His gaze held her. “You and Pen,” he said, “you have the same eyes, you know that? Flaming amber, that’s what I used to call them. From your mom, right?”
“I guess,” she said, then noticed her watch. “I’ve just missed my bus.”
She knew he’d offer her a ride, which he did.
The ripe, fruity smell of autumn was everywhere, the musk of decomposition, the scent of hay from distant farms, a whiff of manure. Crimson maple leaves whisked around their feet as they walked to Joe’s car.
[p.66] Then Elizabeth saw Josh and Janny kissing under the biggest maple. Josh’s hand was sliding up and down her sister’s ribs.
Joe looked away.
“Janny, you’re such an idiot,” Elizabeth murmured.
To the cave again, though it was even colder in the mountains than in the valley.
Jan’s teeth were chattering as Josh guided her to the cave floor. “I’ll warm you up,” he said and kissed her mouth— hard—until she was melting under him in the dark.
“No farther than kissing,” Janny said.
“No,” said Josh. “We won’t go any farther.”
January 17, 1976
I am proud to announce the arrival of Elizabeth Alexandra to the world. She is beautiful, a hearty eater, good sleeper.
I’m a good sleeper, too. I sleep too much. I guess the lactation takes my energy. And probably the pregnancy damaged my sciatic nerve since I keep getting this tingling sensation in my toes, like they just suddenly go to sleep.

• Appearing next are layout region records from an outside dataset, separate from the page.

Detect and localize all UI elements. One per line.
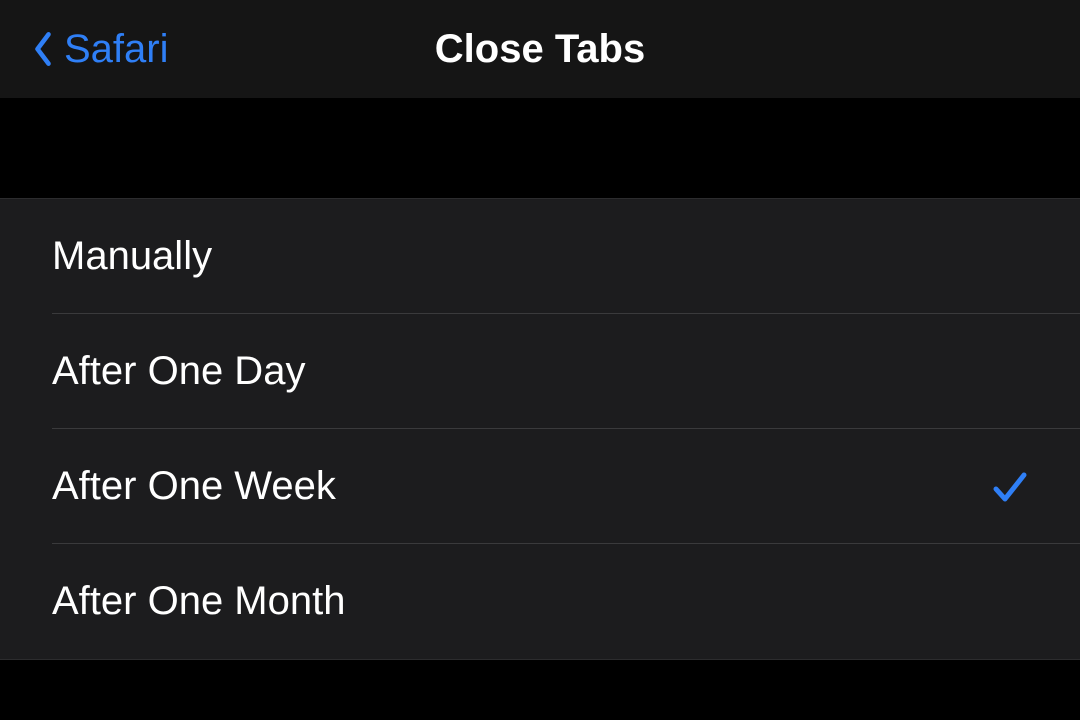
section-spacer xyxy=(0,98,1080,198)
back-button-label: Safari xyxy=(64,27,169,72)
option-after-one-month[interactable]: After One Month xyxy=(0,544,1080,659)
option-label: After One Day xyxy=(52,349,305,394)
option-label: Manually xyxy=(52,234,212,279)
option-manually[interactable]: Manually xyxy=(0,199,1080,314)
close-tabs-options: Manually After One Day After One Week Af… xyxy=(0,198,1080,660)
back-button[interactable]: Safari xyxy=(30,27,169,72)
option-after-one-week[interactable]: After One Week xyxy=(0,429,1080,544)
navigation-bar: Safari Close Tabs xyxy=(0,0,1080,98)
option-label: After One Month xyxy=(52,579,345,624)
chevron-left-icon xyxy=(30,27,56,71)
option-after-one-day[interactable]: After One Day xyxy=(0,314,1080,429)
checkmark-icon xyxy=(988,465,1032,509)
page-title: Close Tabs xyxy=(435,27,645,72)
option-label: After One Week xyxy=(52,464,336,509)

Sometimes it really hurts. Sometimes, I can’t even walk—or I’m walking and I just trip over nothing. Anyway, all this ooey gooey self pity—but what’s a journal for?
We’ve bought a house here in Logan, just a few blocks from the university—a fixer-upper, which I wish I had the energy to fixer-up. I did plant a bunch of tulip bulbs and mums the day before I gave birth—which is maybe why I delivered when I did, a week early, and that’s fine with me.
[p.67] Ben’s a great help, though I sense his frustration with my tiredness. He tries not to show it. Anyway, I don’t feel guilty expecting him to do dishes sometimes. It’s good for him to do dishes—not just because I refuse to be married to a male chauvinist pig, but because it relaxes him—and he needs relaxation. He works too hard, puts in posolutely too many hours on campus. It’s like he thinks he has to prove something to the chairman. The chairman IS a male chauvinist pig.
So, dishes are good. His gem work relaxes him, too, and I wish he’d do it more often. I could use some sapphire earrings anyway to go with my blue dress—which is the only one that fits anymore since my stomach is still a glump of flab.
I am being so negative! Why don’t I just quit it? I think I’ll tear out this page some day because I don’t want my posterity reading it and saying what a pity-monger I was.
Seriously, life is posolutely, absotively, resolutely good. I am so thrilled to have my sweethearts—my Elizabeth and Penny. And my Ben.
There were times, when Cody read the journal, that she could hear Merry’s voice, could sense the words before her eyes reached them. The way Merry had talked: “Ooey gooey.” “Posolutely.” She could plumb Merry’s love for her daughters, could feel it moving into her. My sweethearts.